In Frakturschrift
Insel-Bücherei Nr. 539, 11. - 15. Tausend, [1] IB
Adalbert Stifter - Essay
Leseprobe: Jetzt, in unserer Zeit, ist ein Jahrhundert vergangen, dass Adalbert Stifter zu schreiben begonnen hat. Neben der Malerei, an die er Lust und Liebe und Fleiss wendete, neben den Naturwissenschaften, die ihm vielleicht einmal einen Brotberuf schaffen konnten, neben dem Stundengeben, das ihn in der Stadt Wien ernährte, und neben den Freuden, die er in seinem Leben nicht missen mochte: die an der Kunst, an der Natur, an Schönheit in allen Gestalten, hat der Sohn des Böhmerwaldes angefangen, Gebilde seiner Einbildungskraft niederzuschreiben, angeregt von Vorbildern aus dem Schriftum seiner Tage, befeuert durch die wachsende Luft an der Mitteilung, beflügelt von einem Wissen um das Göttliche und um die Menschenhoheit.

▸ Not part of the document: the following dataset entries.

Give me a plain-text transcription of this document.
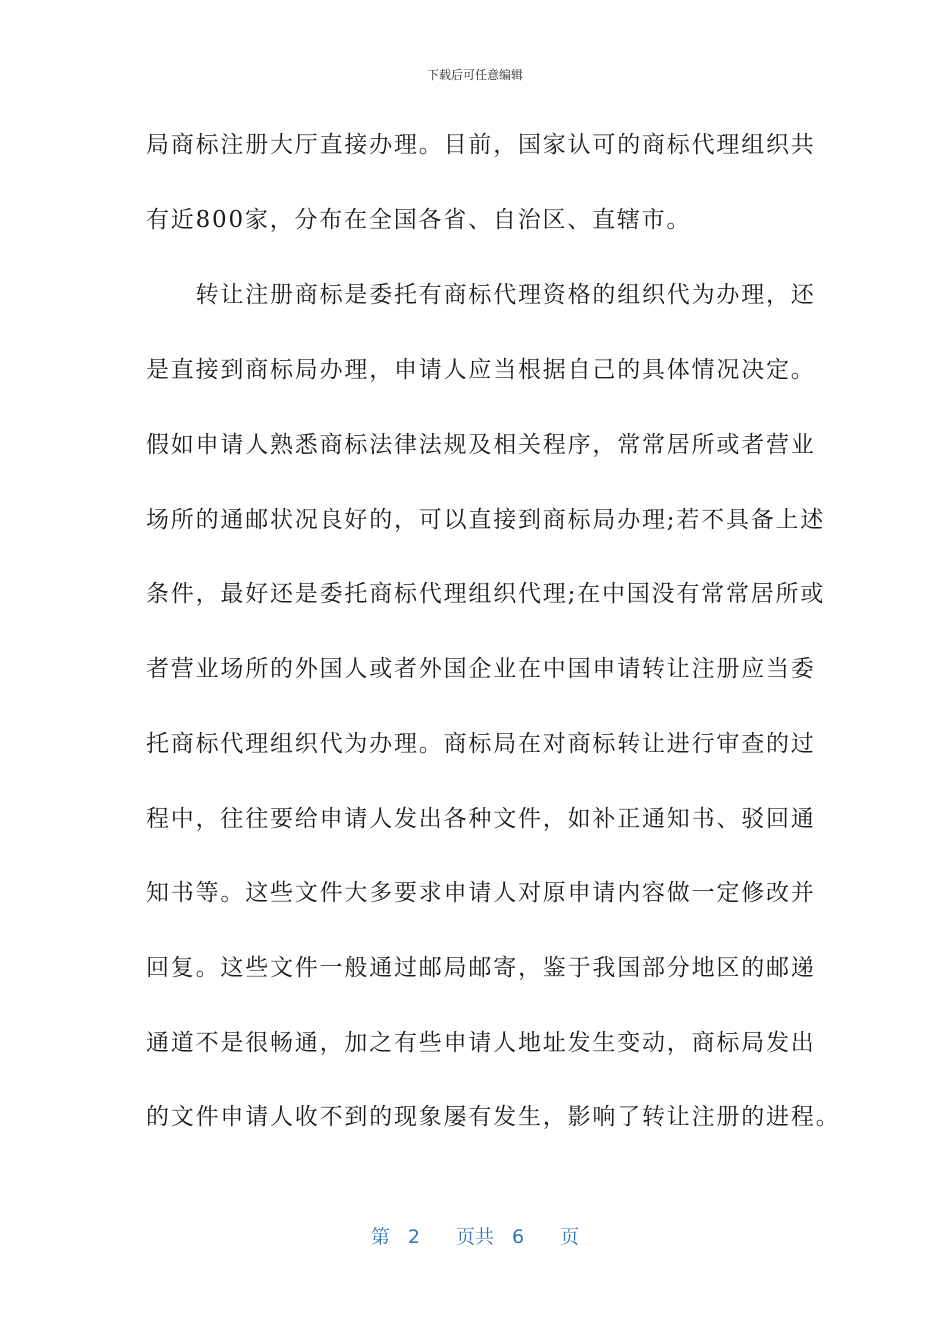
下载后可任意编辑
局商标注册大厅直接办理。目前，国家认可的商标代理组织共
有近800家，分布在全国各省、自治区、直辖市。
　　转让注册商标是委托有商标代理资格的组织代为办理，还
是直接到商标局办理，申请人应当根据自己的具体情况决定。
假如申请人熟悉商标法律法规及相关程序，常常居所或者营业
场所的通邮状况良好的，可以直接到商标局办理;若不具备上述
条件，最好还是委托商标代理组织代理;在中国没有常常居所或
者营业场所的外国人或者外国企业在中国申请转让注册应当委
托商标代理组织代为办理。商标局在对商标转让进行审查的过
程中，往往要给申请人发出各种文件，如补正通知书、驳回通
知书等。这些文件大多要求申请人对原申请内容做一定修改并
回复。这些文件一般通过邮局邮寄，鉴于我国部分地区的邮递
通道不是很畅通，加之有些申请人地址发生变动，商标局发出
的文件申请人收不到的现象屡有发生，影响了转让注册的进程。
第 2 页共 6 页
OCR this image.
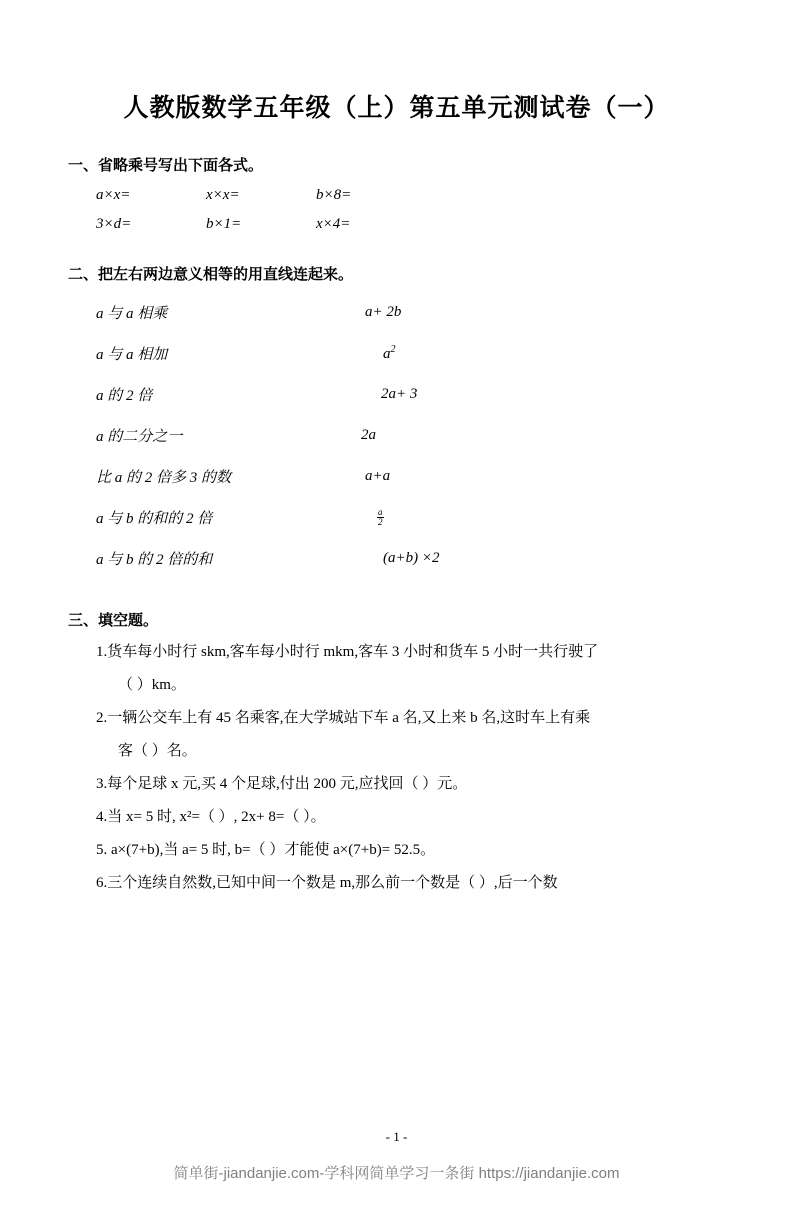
人教版数学五年级（上）第五单元测试卷（一）
一、省略乘号写出下面各式。
a×x=	x×x=	b×8=
3×d=	b×1=	x×4=
二、把左右两边意义相等的用直线连起来。
a 与 a 相乘	a+ 2b
a 与 a 相加	$a^2$
a 的 2 倍	2a+ 3
a 的二分之一	2a
比 a 的 2 倍多 3 的数	a+a
a 与 b 的和的 2 倍	$\frac{a}{2}$
a 与 b 的 2 倍的和	(a+b) ×2
三、填空题。
1.货车每小时行 skm,客车每小时行 mkm,客车 3 小时和货车 5 小时一共行驶了
（ ）km。
2.一辆公交车上有 45 名乘客,在大学城站下车 a 名,又上来 b 名,这时车上有乘
客（ ）名。
3.每个足球 x 元,买 4 个足球,付出 200 元,应找回（ ）元。
4.当 x= 5 时, x²=（ ）, 2x+ 8=（ ）。
5. a×(7+b),当 a= 5 时, b=（ ）才能使 a×(7+b)= 52.5。
6.三个连续自然数,已知中间一个数是 m,那么前一个数是（ ）,后一个数
- 1 -
简单街-jiandanjie.com-学科网简单学习一条街 https://jiandanjie.com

Albert Stifter war nicht der Jüngste, als er begann; da er die 'Feldblumen' schrieb, war er dreissig, im Druck erschien seine erste Erzählung aber erst fünf Jahre später; dann freilich kamen seine Dichtungen in rascher Folge ans Tageslicht, farbenglühend und frisch wie die Schwingen des eben die Puppe zurücklassenden Tagfalter.